Exploring the associations of gut microbiota with inflammatory and the early hematoma expansion in intracerebral hemorrhage: From variations to potential therapeutic targets

Abstract

Background Alterations in the intestinal flora composition can influence host inflammation, metabolism, and immune response. Although a great deal of research has explored the possibility of a systemic inflammatory response and dysbiosis of the gut microbiota after an intracerebral hemorrhage (ICH), the relationships between gut microbiota and blood inflammatory parameters as well as their role in the hematoma expansion following an early-stage mild-to-moderate ICH (emICH) remain unknown. In addition to examining microbiological indicators and underlying treatment targets, this study analyzes these changes and associations in order to predict and prevent hematoma expansion after emICH. Methods A total of 100 participants were enrolled, comprising 70 emICH patients (30 with hematoma expansion and 40 with non-hematoma expansion, i.e., HE and NE groups) and 30 age- and sex-matched healthy controls (HC). Utilizing 16S rRNA gene amplicon sequencing, we examined the gut microbiota community in the HE group and investigated its associations with blood inflammatory parameters.

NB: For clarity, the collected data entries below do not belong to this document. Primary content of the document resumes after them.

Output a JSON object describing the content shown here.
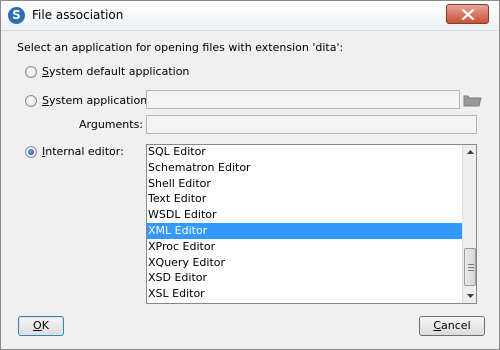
{
  "window": {
    "title": "File association",
    "app_icon": "S",
    "close_icon": "close-icon"
  },
  "prompt": "Select an application for opening files with extension 'dita':",
  "options": {
    "system_default": {
      "mnemonic": "S",
      "rest": "ystem default application",
      "selected": false
    },
    "system_application": {
      "mnemonic": "S",
      "rest": "ystem application:",
      "selected": false
    },
    "internal_editor": {
      "mnemonic": "I",
      "rest": "nternal editor:",
      "selected": true
    }
  },
  "system_application_field": {
    "value": "",
    "enabled": false
  },
  "arguments": {
    "label": "Arguments:",
    "value": "",
    "enabled": false
  },
  "editor_list": {
    "items": [
      "SQL Editor",
      "Schematron Editor",
      "Shell Editor",
      "Text Editor",
      "WSDL Editor",
      "XML Editor",
      "XProc Editor",
      "XQuery Editor",
      "XSD Editor",
      "XSL Editor"
    ],
    "selected": "XML Editor"
  },
  "buttons": {
    "ok": {
      "mnemonic": "O",
      "rest": "K"
    },
    "cancel": {
      "mnemonic": "C",
      "rest": "ancel"
    }
  },
  "colors": {
    "selection": "#3399ff",
    "radio_selected": "#1d4f9a",
    "close_button": "#c7503a"
  }
}
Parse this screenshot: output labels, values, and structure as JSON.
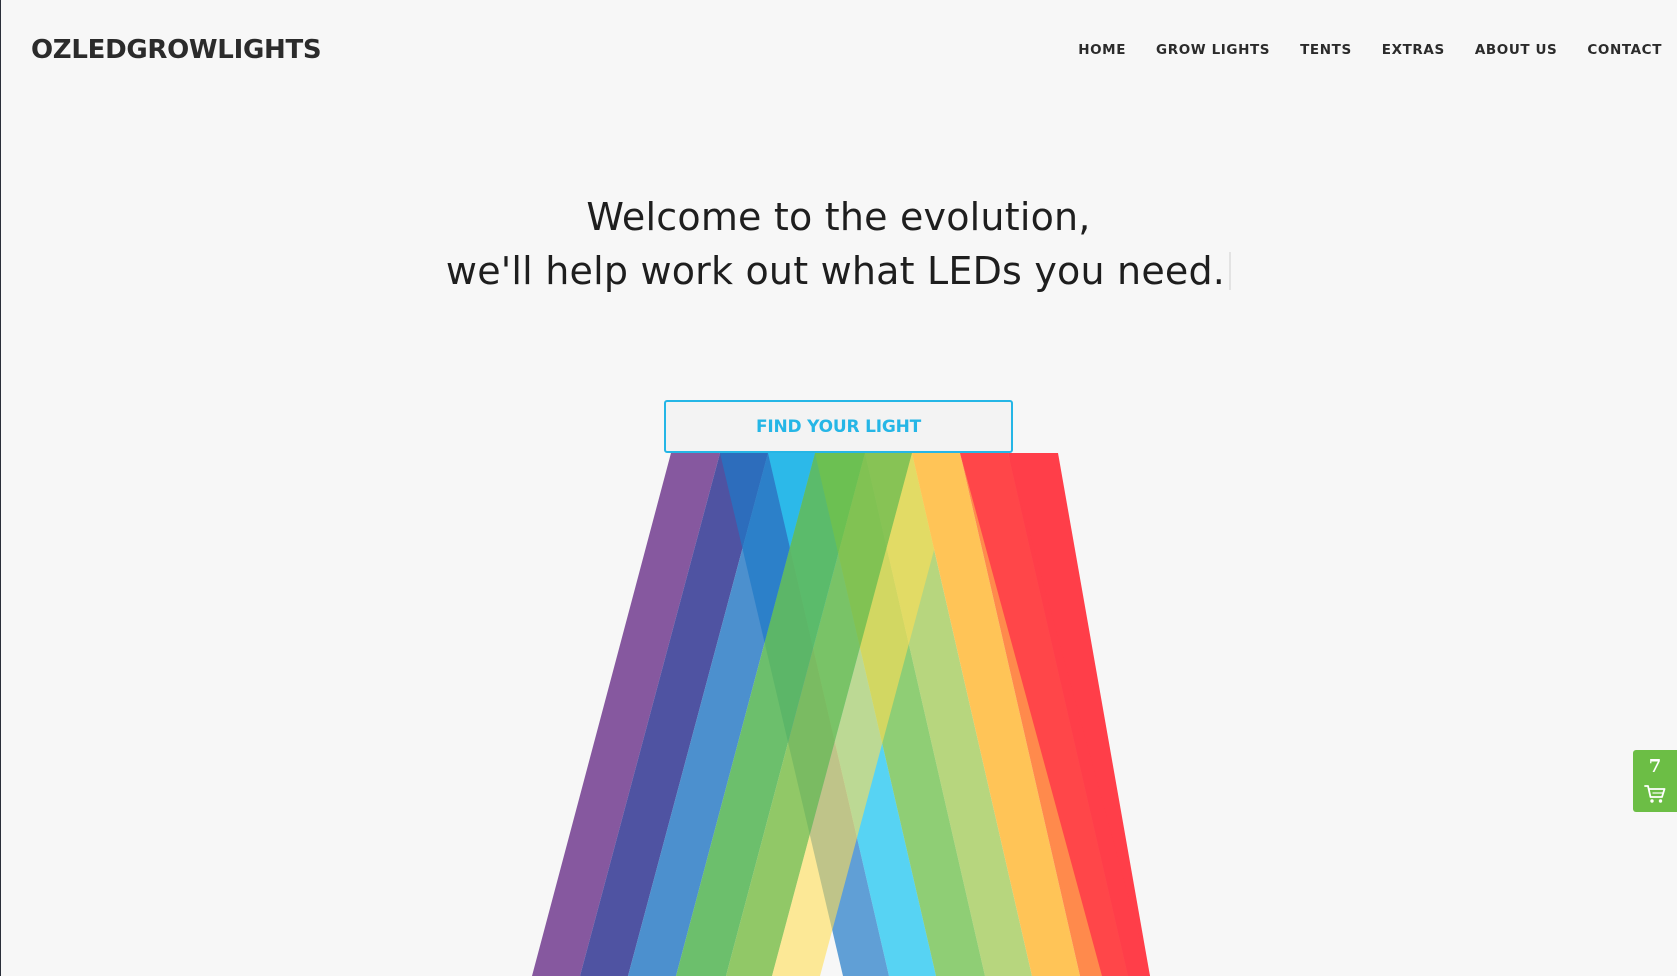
{
  "brand": {
    "name": "OZLEDGROWLIGHTS"
  },
  "nav": {
    "items": [
      {
        "label": "HOME"
      },
      {
        "label": "GROW LIGHTS"
      },
      {
        "label": "TENTS"
      },
      {
        "label": "EXTRAS"
      },
      {
        "label": "ABOUT US"
      },
      {
        "label": "CONTACT"
      }
    ]
  },
  "hero": {
    "line1": "Welcome to the evolution,",
    "line2": "we'll help work out what LEDs you need."
  },
  "cta": {
    "label": "FIND YOUR LIGHT"
  },
  "cart": {
    "count": "7",
    "icon": "cart-icon"
  },
  "colors": {
    "accent": "#25b6e6",
    "cart_green": "#6cbe45",
    "spectrum": [
      "#86589f",
      "#4f53a2",
      "#428acb",
      "#5cb85c",
      "#7fbf4d",
      "#ffc457",
      "#ff8a4c",
      "#ff3e49"
    ]
  }
}
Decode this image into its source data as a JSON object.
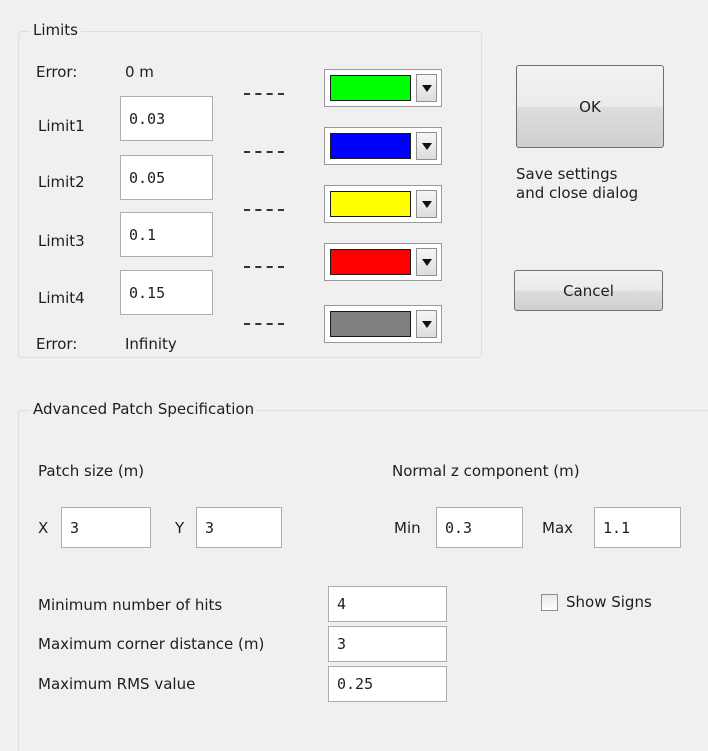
{
  "limits": {
    "title": "Limits",
    "error_top_label": "Error:",
    "error_top_value": "0 m",
    "rows": [
      {
        "label": "Limit1",
        "value": "0.03"
      },
      {
        "label": "Limit2",
        "value": "0.05"
      },
      {
        "label": "Limit3",
        "value": "0.1"
      },
      {
        "label": "Limit4",
        "value": "0.15"
      }
    ],
    "error_bottom_label": "Error:",
    "error_bottom_value": "Infinity",
    "colors": [
      {
        "name": "green",
        "hex": "#00ff00"
      },
      {
        "name": "blue",
        "hex": "#0000ff"
      },
      {
        "name": "yellow",
        "hex": "#ffff00"
      },
      {
        "name": "red",
        "hex": "#ff0000"
      },
      {
        "name": "gray",
        "hex": "#808080"
      }
    ]
  },
  "buttons": {
    "ok_label": "OK",
    "ok_description_line1": "Save settings",
    "ok_description_line2": "and close dialog",
    "cancel_label": "Cancel"
  },
  "advanced": {
    "title": "Advanced Patch Specification",
    "patch_size_label": "Patch size (m)",
    "x_label": "X",
    "x_value": "3",
    "y_label": "Y",
    "y_value": "3",
    "normal_label": "Normal z component (m)",
    "min_label": "Min",
    "min_value": "0.3",
    "max_label": "Max",
    "max_value": "1.1",
    "min_hits_label": "Minimum number of hits",
    "min_hits_value": "4",
    "show_signs_label": "Show Signs",
    "max_corner_label": "Maximum corner distance (m)",
    "max_corner_value": "3",
    "max_rms_label": "Maximum RMS value",
    "max_rms_value": "0.25"
  }
}
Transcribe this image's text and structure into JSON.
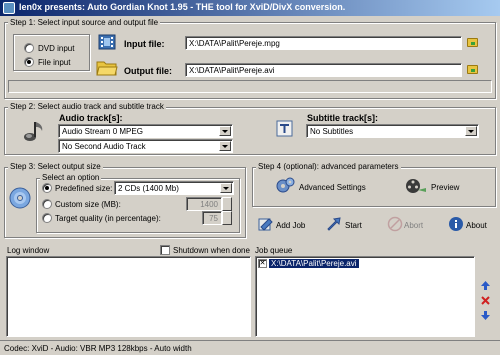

Results Our results revealed significantly reduced microbial ecosystem richness and evenness in the HE group compared to the HC and NE groups. Substantial changes in the structure of the gut microbiota were seen in the emICH group, particularly in HE. These changes included a rise in the number of gram-negative pro-inflammatory bacteria and a decline in the level of probiotic bacteria. We also identified significant positive correlations between HE-enriched bacteria and systemic inflammatory levels. Several microbial biomarkers (such as Escherichia_Shigella, Enterobacter, and Porphyromonas) were revealed in differentiating HE from HC and NE. Kyoto Encyclopedia of Genes and Genomes (KEGG) analysis unveiled dysregulations in fundamental physiological pathways, particularly inflammatory response (such as Toll-like receptor signaling pathway), within the HE group. Conclusions Our findings suggest that emICH patients, particularly those with HE, exhibit distinct host-microbe interactions in comparison to healthy controls. We deduced that emICH could rapidly trigger the dysbiosis of intestinal flora, and the disturbed microbiota could, in turn, exacerbate inflammatory response and increase the risk of hematoma expansion. Our comprehensive findings, indicate the potential of intestinal flora as a predictive tool, emphasizing its significance as a preventive target for HE.